En synthèse, pour Bennis et ses contemporains, le leadership n’est pas l’addition des talents isolés, mais la capacité d’orchestrer les talents pour produire des résultats supérieurs à ceux que chaque individu pourrait atteindre seul. Le leader transforme le groupe en équipe performante, construit une vision partagée et mobilise les émotions et les motivations qui portent l’action collective.
Données et exemples concrets
Exemples étudiés: les laboratoires Xerox PARC, la campagne présidentielle de Clinton en 1992, et les studios d’animation de Disney illustrent comment des talents coordonnés produisent des résultats supérieurs au travail isolé. L’importance de ne pas confondre leader et héros est soulignée: l’action collective repose sur la coopération et la collaboration, non sur l’ascension individuelle isolée.
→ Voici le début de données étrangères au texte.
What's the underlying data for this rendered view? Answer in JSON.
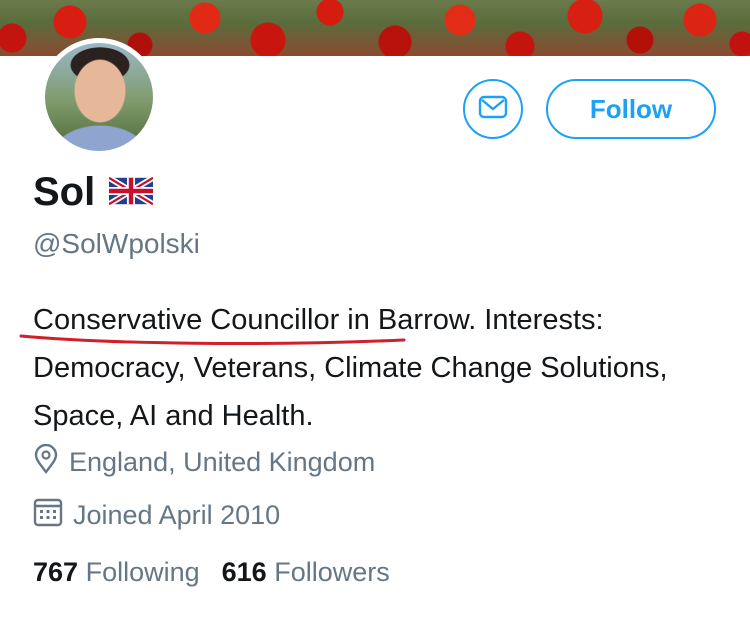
{
  "profile": {
    "name": "Sol",
    "handle": "@SolWpolski",
    "bio_highlight": "Conservative Councillor",
    "bio_rest": " in Barrow. Interests: Democracy, Veterans, Climate Change Solutions, Space, AI and Health.",
    "location": "England, United Kingdom",
    "joined": "Joined April 2010"
  },
  "actions": {
    "follow_label": "Follow"
  },
  "stats": {
    "following_count": "767",
    "following_label": "Following",
    "followers_count": "616",
    "followers_label": "Followers"
  },
  "icons": {
    "message": "envelope-icon",
    "flag": "uk-flag-icon",
    "location": "location-pin-icon",
    "joined": "calendar-icon"
  },
  "colors": {
    "accent": "#1da1f2",
    "secondary_text": "#657786",
    "annotation": "#d0202a"
  }
}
| Aspect | Concept clé | Impact organisationnel |
|---|---|---|
| Constitution de l’équipe | Avantage coopératif | Meilleure performance grâce à la synergie des talents |
| Vision | Vision convaincante | Mobilisation et engagement des suiveurs |
| Émotions | Activation émotionnelle (confiance, espoir, sécurité) | Stabilité et motivation durable |
Les dirigeants distinguent les objectifs (ce qu’il faut faire) des méthodes (comment le faire). Selon les idées de Bennis et Nanus, le leadership repose sur la confiance, l’image de soi et la capacité à transmettre un sens et une énergie qui encouragent les collaborateurs à agir ensemble pour réaliser une vision partagée.